Version Date Notes Author
1.0.0 2026-05-10 Initial contract — produced by AZ-325 (E-C10 decomposition) autodev

Test Cases (consumer side)

ID Scenario Expected Outcome
CP-TC-1 Cold build with all dependencies satisfied outcome=SUCCESS; counts > 0; Manifest at cache_root/Manifest.json
CP-TC-2 Warm build, identical request outcome=IDEMPOTENT_NO_OP; counts all 0; Manifest unchanged on disk
CP-TC-3 Warm build, different bbox outcome=SUCCESS; rebuild happens; new Manifest replaces old (atomic)
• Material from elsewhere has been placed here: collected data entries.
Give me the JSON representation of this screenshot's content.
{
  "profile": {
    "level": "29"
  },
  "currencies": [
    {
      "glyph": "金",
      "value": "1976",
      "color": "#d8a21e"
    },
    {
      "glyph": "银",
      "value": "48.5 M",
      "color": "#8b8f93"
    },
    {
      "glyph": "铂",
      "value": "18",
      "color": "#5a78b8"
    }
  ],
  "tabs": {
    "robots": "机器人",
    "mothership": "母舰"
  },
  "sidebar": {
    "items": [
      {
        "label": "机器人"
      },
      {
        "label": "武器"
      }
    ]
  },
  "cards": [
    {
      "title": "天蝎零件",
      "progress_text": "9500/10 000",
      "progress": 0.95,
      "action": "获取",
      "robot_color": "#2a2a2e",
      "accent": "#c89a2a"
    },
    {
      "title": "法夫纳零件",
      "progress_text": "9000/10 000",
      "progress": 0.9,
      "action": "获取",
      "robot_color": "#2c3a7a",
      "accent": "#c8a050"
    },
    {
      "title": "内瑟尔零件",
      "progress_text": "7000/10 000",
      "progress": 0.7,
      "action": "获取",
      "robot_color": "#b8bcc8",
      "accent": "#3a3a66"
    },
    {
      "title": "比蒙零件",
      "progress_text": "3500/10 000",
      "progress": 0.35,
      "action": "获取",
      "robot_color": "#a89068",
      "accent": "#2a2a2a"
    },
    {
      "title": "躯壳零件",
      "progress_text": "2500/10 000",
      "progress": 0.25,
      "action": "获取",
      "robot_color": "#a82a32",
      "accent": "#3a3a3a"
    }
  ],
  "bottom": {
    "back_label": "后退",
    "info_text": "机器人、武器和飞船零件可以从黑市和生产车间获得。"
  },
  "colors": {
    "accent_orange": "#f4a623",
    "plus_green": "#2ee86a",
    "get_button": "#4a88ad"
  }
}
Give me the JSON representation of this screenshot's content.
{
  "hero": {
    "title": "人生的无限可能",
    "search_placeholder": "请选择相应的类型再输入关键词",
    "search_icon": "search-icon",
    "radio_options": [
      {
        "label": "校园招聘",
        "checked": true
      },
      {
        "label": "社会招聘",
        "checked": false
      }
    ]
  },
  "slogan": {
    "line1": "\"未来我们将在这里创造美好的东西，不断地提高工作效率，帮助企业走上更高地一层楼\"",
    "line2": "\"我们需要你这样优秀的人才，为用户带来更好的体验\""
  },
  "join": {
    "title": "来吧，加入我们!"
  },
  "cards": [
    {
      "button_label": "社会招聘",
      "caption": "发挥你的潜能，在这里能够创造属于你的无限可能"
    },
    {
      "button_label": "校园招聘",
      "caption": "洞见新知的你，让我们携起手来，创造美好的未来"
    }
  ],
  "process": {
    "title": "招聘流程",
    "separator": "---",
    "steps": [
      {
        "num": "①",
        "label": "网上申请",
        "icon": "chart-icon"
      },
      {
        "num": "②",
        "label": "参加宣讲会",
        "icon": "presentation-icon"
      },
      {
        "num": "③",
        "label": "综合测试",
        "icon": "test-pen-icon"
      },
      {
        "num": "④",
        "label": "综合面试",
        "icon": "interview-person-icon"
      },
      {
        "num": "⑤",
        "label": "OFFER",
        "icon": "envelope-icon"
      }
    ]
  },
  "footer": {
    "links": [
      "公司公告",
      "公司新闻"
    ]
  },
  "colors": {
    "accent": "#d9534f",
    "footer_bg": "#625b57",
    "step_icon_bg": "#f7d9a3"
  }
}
CP-TC-4 C6 has zero tiles for the requested scope outcome=FAILURE; failure_reason directs operator to run C11 first
CP-TC-5 Concurrent invocation while another build in progress BuildLockHeldError; second invocation does not corrupt state
CP-TC-6 An orphan file exists under cache_root after build ManifestCoverageError; rolled back to prior Manifest if present
CP-TC-7 Operator key file fingerprint not in allowlist (operator mode) ManifestWriteError (propagated from AZ-323); ZERO file writes
CP-TC-8 EngineBuildError mid-compile Exception propagates; partial cache state consistent (atomic engines on disk for those that succeeded; Manifest NOT updated)
CP-TC-9 DescriptorBatchError (persistent CUDA OOM) Exception propagates; engines may be on disk; Manifest NOT updated
CP-TC-10 Conformance: isinstance(impl, CacheProvisioner) True
CP-TC-11 compile_engines_for_corpus directly callable for re-compile-only flows Returns tuple[EngineCacheEntry, ...]; no descriptor / Manifest work
CP-TC-12 Cold build wall-clock benchmark on Tier-1 dev workstation, 1k tiles, 3 backbones ≤ 12 min (NFR C10-PT-01)
CP-TC-13 Warm idempotent re-run benchmark ≤ 1 min (NFR C10-PT-01)